Von Valentina Finger, Fürstenfeldbruck

Als die zwölfjährige Daniela die "No Name Night" in Aufkirchen besuchen wollte, genügte es, dass der Vater eines Klassenkameraden sie und ihre Freunde auf die Party begleitete. Dass der kurz darauf nach Hause ging und die Teenager bis 1 Uhr auf dem Hallenfest feiern ließ, hatte keinerlei Konsequenzen. Außer, dass sich Daniela an der Bar erfolgreich ein Bier, ihr Kumpel sogar Schnaps bestellte. Die "No Name Night", die bis 2010 vom Aufkirchner Burschenverein veranstaltet wurde, gibt es nicht mehr. Strenge Auflagen und Differenzen mit dem Vermieter bedeuteten das Ende der Kultparty.

Für Daniela, die inzwischen 25 Jahre alt ist, spielt das keine Rolle. Schon seit Jahren geht sie zum Feiern lieber in die Clubs nach München als auf die Stadel- oder Hallenfeste im Landkreis. Regelmäßig hat sie diese noch besucht, bevor sie 16 Jahre alt war, also vor dem Alter, ab dem sich Teenager ohne eine Aufsichtsperson bis Mitternacht auf solchen Feiern aufhalten dürfen. "Bei manchen hat man einen Zettel von den Eltern gebraucht, aber oft ist man über Bekannte oder Stempelabdrücke reingekommen", erzählt Daniela.
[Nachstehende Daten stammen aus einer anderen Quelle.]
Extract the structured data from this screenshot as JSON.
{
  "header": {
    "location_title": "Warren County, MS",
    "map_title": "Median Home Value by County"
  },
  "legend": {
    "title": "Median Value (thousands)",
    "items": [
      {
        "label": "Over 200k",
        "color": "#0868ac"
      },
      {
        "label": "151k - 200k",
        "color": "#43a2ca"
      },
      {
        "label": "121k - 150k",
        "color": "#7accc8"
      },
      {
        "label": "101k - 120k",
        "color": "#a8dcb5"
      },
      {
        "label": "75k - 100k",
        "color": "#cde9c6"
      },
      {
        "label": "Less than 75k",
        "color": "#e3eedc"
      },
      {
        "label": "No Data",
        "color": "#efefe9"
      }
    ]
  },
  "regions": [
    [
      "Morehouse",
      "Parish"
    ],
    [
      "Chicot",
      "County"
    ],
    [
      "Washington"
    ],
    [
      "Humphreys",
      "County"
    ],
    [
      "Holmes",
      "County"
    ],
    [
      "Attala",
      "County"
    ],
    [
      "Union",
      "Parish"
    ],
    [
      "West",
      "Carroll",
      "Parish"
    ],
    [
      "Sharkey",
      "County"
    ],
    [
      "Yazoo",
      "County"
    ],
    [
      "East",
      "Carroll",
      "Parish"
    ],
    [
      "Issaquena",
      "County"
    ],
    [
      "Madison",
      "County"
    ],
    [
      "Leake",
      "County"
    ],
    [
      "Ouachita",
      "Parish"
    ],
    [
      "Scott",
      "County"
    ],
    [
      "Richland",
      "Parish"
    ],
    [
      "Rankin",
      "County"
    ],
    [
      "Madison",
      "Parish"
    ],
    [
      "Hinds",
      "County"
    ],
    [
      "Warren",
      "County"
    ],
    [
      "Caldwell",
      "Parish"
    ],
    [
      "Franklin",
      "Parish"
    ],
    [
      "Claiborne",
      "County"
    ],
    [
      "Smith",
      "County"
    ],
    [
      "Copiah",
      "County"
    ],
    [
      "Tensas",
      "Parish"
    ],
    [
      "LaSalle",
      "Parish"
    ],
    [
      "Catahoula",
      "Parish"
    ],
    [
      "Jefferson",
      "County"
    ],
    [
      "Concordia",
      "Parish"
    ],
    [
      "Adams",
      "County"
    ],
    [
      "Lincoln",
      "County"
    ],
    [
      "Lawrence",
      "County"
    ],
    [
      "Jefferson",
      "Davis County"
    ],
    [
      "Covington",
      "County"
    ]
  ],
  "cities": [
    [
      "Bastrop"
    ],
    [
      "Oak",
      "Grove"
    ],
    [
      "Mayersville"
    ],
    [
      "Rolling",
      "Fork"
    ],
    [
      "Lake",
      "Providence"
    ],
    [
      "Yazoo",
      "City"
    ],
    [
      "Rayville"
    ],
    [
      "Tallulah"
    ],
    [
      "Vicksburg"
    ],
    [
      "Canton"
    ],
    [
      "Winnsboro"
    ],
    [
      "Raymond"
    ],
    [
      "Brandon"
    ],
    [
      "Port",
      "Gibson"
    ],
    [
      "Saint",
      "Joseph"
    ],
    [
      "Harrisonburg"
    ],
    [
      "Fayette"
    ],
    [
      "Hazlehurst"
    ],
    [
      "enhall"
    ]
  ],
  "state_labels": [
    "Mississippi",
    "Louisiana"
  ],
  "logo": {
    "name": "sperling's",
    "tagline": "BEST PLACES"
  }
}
So einfach ist das heute allerdings nicht mehr. Mit der Vereinbarung gegen Alkoholmissbrauch auf Festveranstaltungen hat das Landratsamt 2012 einen Auflagenkatalog verabschiedet, den die Bürgermeister aller Gemeinden - nicht immer ohne Protest - unterschrieben haben. Durch Maßnahmen wie strikte Einlasskontrollen oder eine Festsetzung des Veranstaltungsendes auf 3 Uhr soll Minderjährigen der Zugang zu Alkohol erschwert werden. Für Anton Hörger, erster Vorstand der Landjugend Schöngeising, ist der Aufwand, der mit der Einhaltung der Vorgaben verbunden ist, ein Riesenproblem. Sein Ärger über die Auflagen ist so groß, dass er sich das Dokument des Landratsamts sogar auf sein Smartphone geladen hat.

Alling brennt

Alling brennt: Noch etwas verhalten scheint die Stimmung beim Stadlfest "Alling brennt" im Juni letzten Jahres.

(Foto: Günther Reger)

Mit seinen Kollegen kümmert sich Hörger, wie die meisten Burschen- und Landjugendvereine, um das Osterfeuer und das Aufstellen des Maibaums. Zu Letzterem werden jährlich Feiern in einem von zwei großen Stadel in der Gemeinde abgehalten. Bis Januar gab es zudem Partys im Jugendraum O.K., doch die finden bloß noch als geschlossene Events statt, da es dort kaum möglich ist, die neuen Verordnungen einzuhalten. "Ich verstehe, dass das Landratsamt etwas tun will, aber da muss man gezielter vorgehen und darf nicht so verallgemeinern. Wir hatten bereits solche Einschränkungen, dass ich gesagt habe: Ich mache es nicht mehr", sagt Hörger und verweist auch auf den seitenlangen Genehmigungsantrag, den es auszufüllen gilt.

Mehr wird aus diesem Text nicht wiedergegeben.